I have no idea how Rob and Roberta will be received: as previously mentioned, the cast are all fantastic, but I don't know if the underlying skeleton- i.e. the dialogue and ideas contained within the play- are worthy of them. I think it went down well in Melbourne- certainly, only good comments were passed on to me, but then these were always coming from a secondary source- I wasn't there myself to verify.
Only time will tell. The Wonderful Wizard of Oz and Occupied were both very well received, but that's still two to one in favour of me being terrible (I'm not counting Aladdin or either of the two twenty four hour plays, because I simply have no info to go on re: their reception).
So, am I really any better than the really awful terrible contestants on aforementioned "talent" TV shows? You know, the ones who you really feel should know they're terrible. The ones who are so struck with the idea of celebrity that they ignore the very pressing reality that they're just singularly laughable.
I don't want to be like that. I don't want to be delusional and obnoxious and just generally pitiable, striving for a goal that is blatantly, patently unattainable and just pining for something that will never be. But I also want to give my dreams a chance, because the unseen counterside to this self-deprecating waffle, the only reason I'm even brave enough to admit that I have these dreams to people at all, is that there is a more confident side which tells me that I could make it. That I am good enough. And certainly, I don't wanna reach the end of my life and realise that I never even tried to do this thing that I really want more than anything, at least for now.

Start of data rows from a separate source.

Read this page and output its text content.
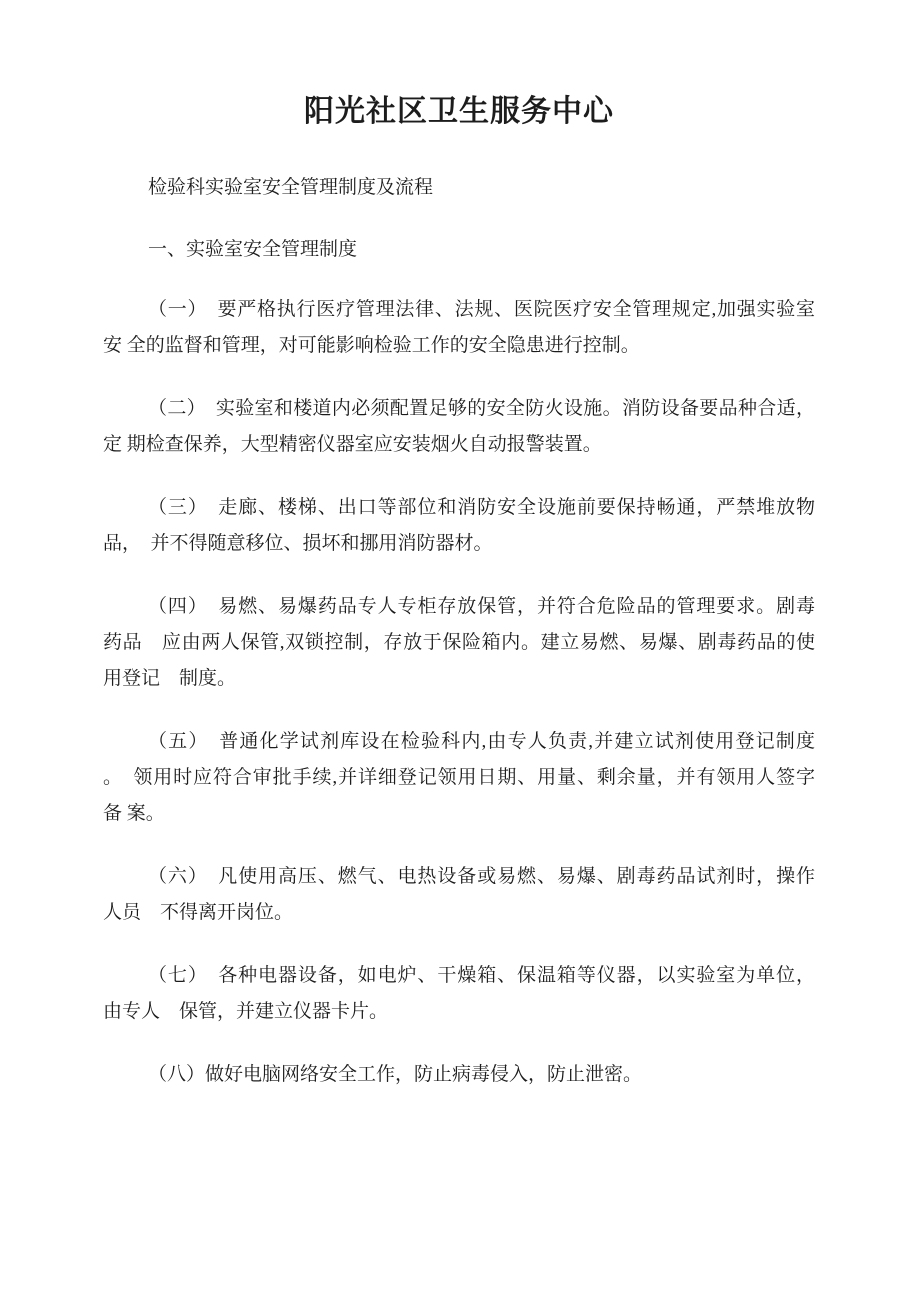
阳光社区卫生服务中心
检验科实验室安全管理制度及流程
一、实验室安全管理制度
（一）　要严格执行医疗管理法律、法规、医院医疗安全管理规定,加强实验室
安 全的监督和管理，对可能影响检验工作的安全隐患进行控制。
（二）　实验室和楼道内必须配置足够的安全防火设施。消防设备要品种合适，
定 期检查保养，大型精密仪器室应安装烟火自动报警装置。
（三）　走廊、楼梯、出口等部位和消防安全设施前要保持畅通，严禁堆放物
品，　并不得随意移位、损坏和挪用消防器材。
（四）　易燃、易爆药品专人专柜存放保管，并符合危险品的管理要求。剧毒
药品　应由两人保管,双锁控制，存放于保险箱内。建立易燃、易爆、剧毒药品的使
用登记　制度。
（五）　普通化学试剂库设在检验科内,由专人负责,并建立试剂使用登记制度
。　领用时应符合审批手续,并详细登记领用日期、用量、剩余量，并有领用人签字
备 案。
（六）　凡使用高压、燃气、电热设备或易燃、易爆、剧毒药品试剂时，操作
人员　不得离开岗位。
（七）　各种电器设备，如电炉、干燥箱、保温箱等仪器，以实验室为单位，
由专人　保管，并建立仪器卡片。
（八）做好电脑网络安全工作，防止病毒侵入，防止泄密。
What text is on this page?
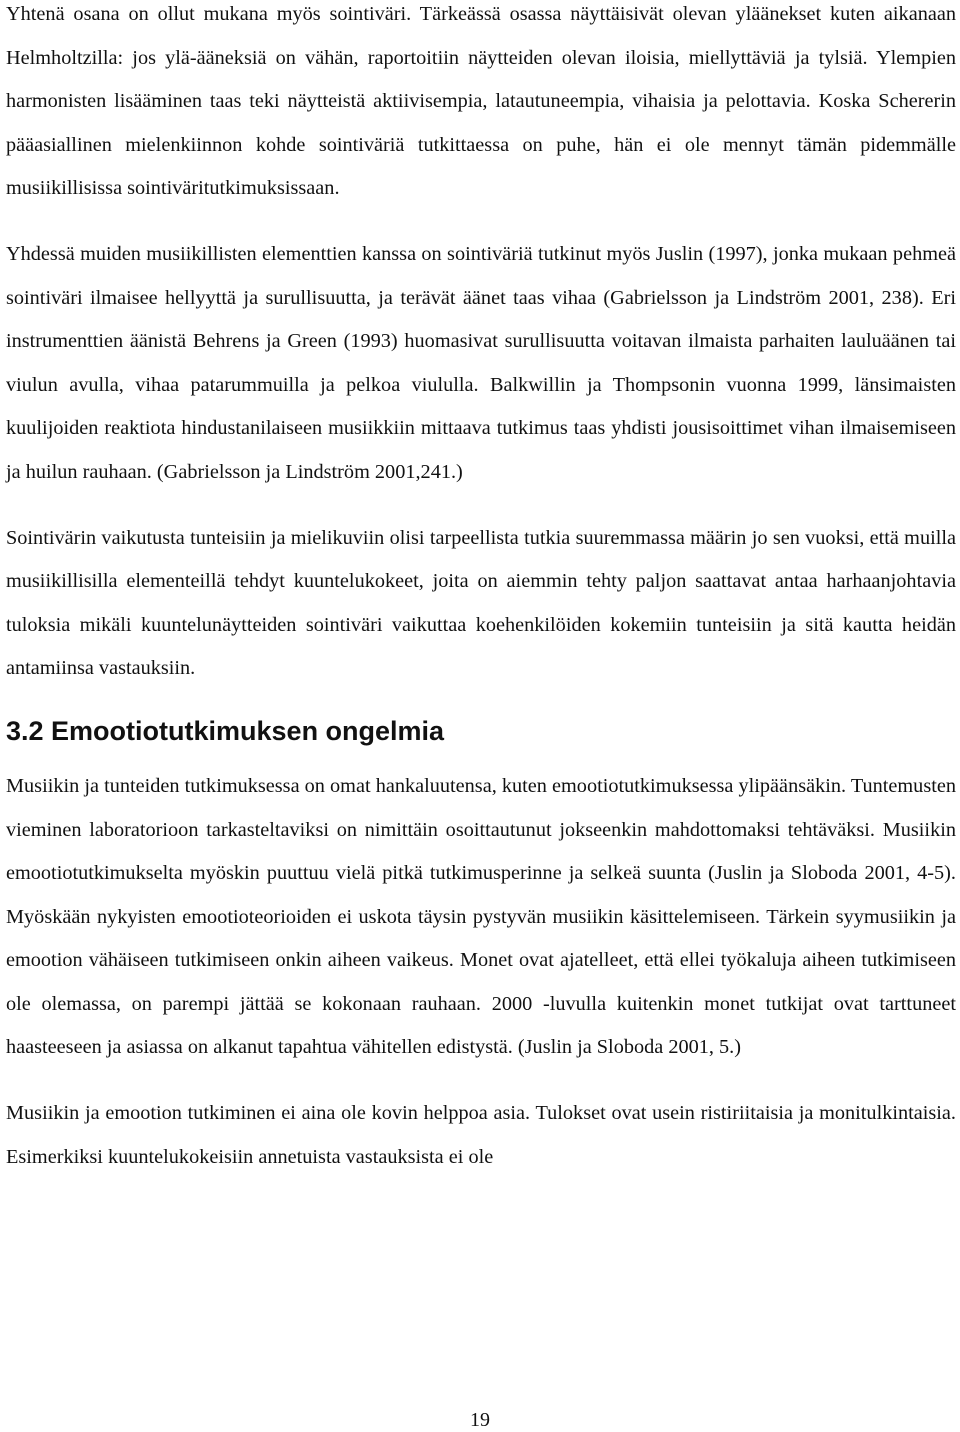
Yhtenä osana on ollut mukana myös sointiväri. Tärkeässä osassa näyttäisivät olevan yläänekset kuten aikanaan Helmholtzilla: jos ylä-ääneksiä on vähän, raportoitiin näytteiden olevan iloisia, miellyttäviä ja tylsiä. Ylempien harmonisten lisääminen taas teki näytteistä aktiivisempia, latautuneempia, vihaisia ja pelottavia. Koska Schererin pääasiallinen mielenkiinnon kohde sointiväriä tutkittaessa on puhe, hän ei ole mennyt tämän pidemmälle musiikillisissa sointiväritutkimuksissaan.

Yhdessä muiden musiikillisten elementtien kanssa on sointiväriä tutkinut myös Juslin (1997), jonka mukaan pehmeä sointiväri ilmaisee hellyyttä ja surullisuutta, ja terävät äänet taas vihaa (Gabrielsson ja Lindström 2001, 238). Eri instrumenttien äänistä Behrens ja Green (1993) huomasivat surullisuutta voitavan ilmaista parhaiten lauluäänen tai viulun avulla, vihaa patarummuilla ja pelkoa viululla. Balkwillin ja Thompsonin vuonna 1999, länsimaisten kuulijoiden reaktiota hindustanilaiseen musiikkiin mittaava tutkimus taas yhdisti jousisoittimet vihan ilmaisemiseen ja huilun rauhaan. (Gabrielsson ja Lindström 2001,241.)

Sointivärin vaikutusta tunteisiin ja mielikuviin olisi tarpeellista tutkia suuremmassa määrin jo sen vuoksi, että muilla musiikillisilla elementeillä tehdyt kuuntelukokeet, joita on aiemmin tehty paljon saattavat antaa harhaanjohtavia tuloksia mikäli kuuntelunäytteiden sointiväri vaikuttaa koehenkilöiden kokemiin tunteisiin ja sitä kautta heidän antamiinsa vastauksiin.

3.2 Emootiotutkimuksen ongelmia

Musiikin ja tunteiden tutkimuksessa on omat hankaluutensa, kuten emootiotutkimuksessa ylipäänsäkin. Tuntemusten vieminen laboratorioon tarkasteltaviksi on nimittäin osoittautunut jokseenkin mahdottomaksi tehtäväksi. Musiikin emootiotutkimukselta myöskin puuttuu vielä pitkä tutkimusperinne ja selkeä suunta (Juslin ja Sloboda 2001, 4-5). Myöskään nykyisten emootioteorioiden ei uskota täysin pystyvän musiikin käsittelemiseen. Tärkein syymusiikin ja emootion vähäiseen tutkimiseen onkin aiheen vaikeus. Monet ovat ajatelleet, että ellei työkaluja aiheen tutkimiseen ole olemassa, on parempi jättää se kokonaan rauhaan. 2000 -luvulla kuitenkin monet tutkijat ovat tarttuneet haasteeseen ja asiassa on alkanut tapahtua vähitellen edistystä. (Juslin ja Sloboda 2001, 5.)

Musiikin ja emootion tutkiminen ei aina ole kovin helppoa asia. Tulokset ovat usein ristiriitaisia ja monitulkintaisia. Esimerkiksi kuuntelukokeisiin annetuista vastauksista ei ole

19
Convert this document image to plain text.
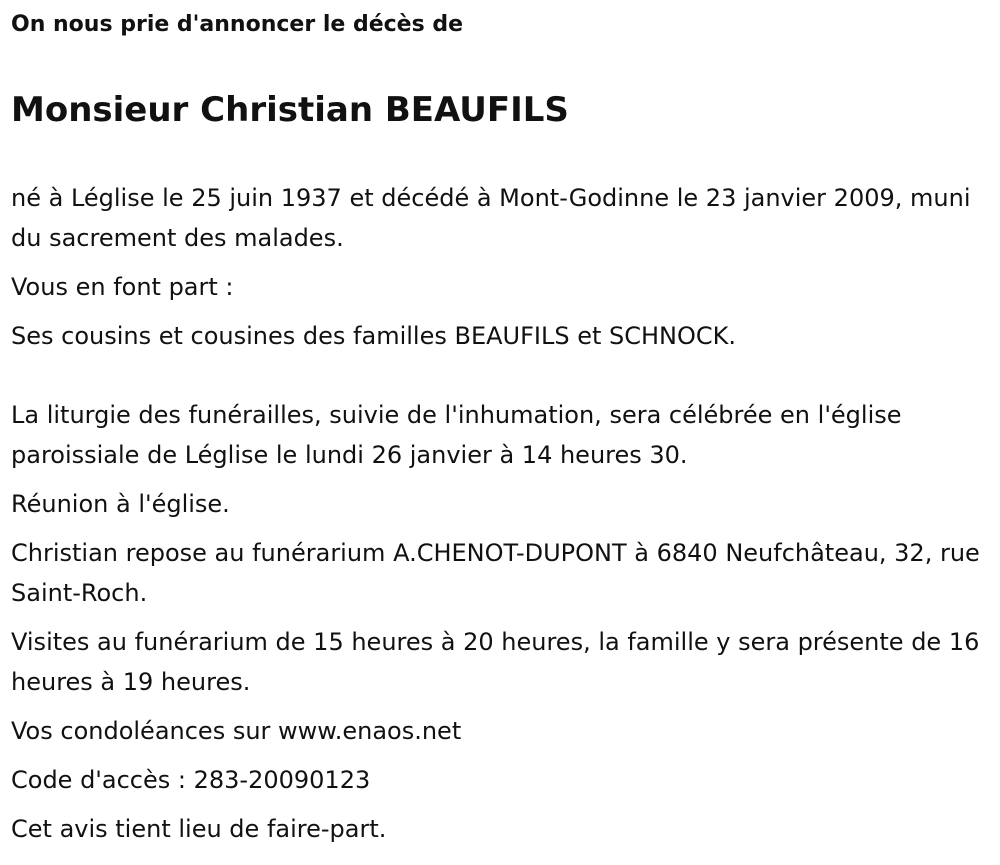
On nous prie d'annoncer le décès de

Monsieur Christian BEAUFILS

né à Léglise le 25 juin 1937 et décédé à Mont-Godinne le 23 janvier 2009, muni du sacrement des malades.

Vous en font part :

Ses cousins et cousines des familles BEAUFILS et SCHNOCK.

La liturgie des funérailles, suivie de l'inhumation, sera célébrée en l'église paroissiale de Léglise le lundi 26 janvier à 14 heures 30.

Réunion à l'église.

Christian repose au funérarium A.CHENOT-DUPONT à 6840 Neufchâteau, 32, rue Saint-Roch.

Visites au funérarium de 15 heures à 20 heures, la famille y sera présente de 16 heures à 19 heures.

Vos condoléances sur www.enaos.net

Code d'accès : 283-20090123

Cet avis tient lieu de faire-part.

Part of the motivation behind this wall-o-text is that Laurie, star of Rob and Roberta, is applying for a scriptwriting course next year and I'm insanely jealous. Frances, my little fresher who I weaned and nurtured, has just been accepted onto a media production course for next year with an eye to screenwriting. Rosie Curtis, who I started out at uni with, is already working for a theatre in London. I so want to join them in their pursuit of this goal, but I promised, quite wisely, I feel, that I wouldn't rush into post-grad or anything like that. And I've already borrowed a large amount of money from my parents to do the TEFL course, and I should really deploy that in some capacity, at least for a while.
This is, of course, a very bourgeois dilemna that does not matter on a global, national or even local scale- it's entirely personal. It can also be left for a little while, as I should really focus on trying to get a halfway decent degree and, besides, almost no artist I respect started out doing the thing for which they later gained credit (the English translation of this post's title is 'Later I shall grow by praise' and is the motto of the University of Melbourne) started out their careers doing that thing. So maybe I can afford to take some time to do other things and see if this is still what I really want in a couple of years' time: just because my parents stuck to one thing all their lives, it doesn't mean I have to. I have to remind myself that uni ending is the blossoming of possibilities, not the death of opportunities for creativity.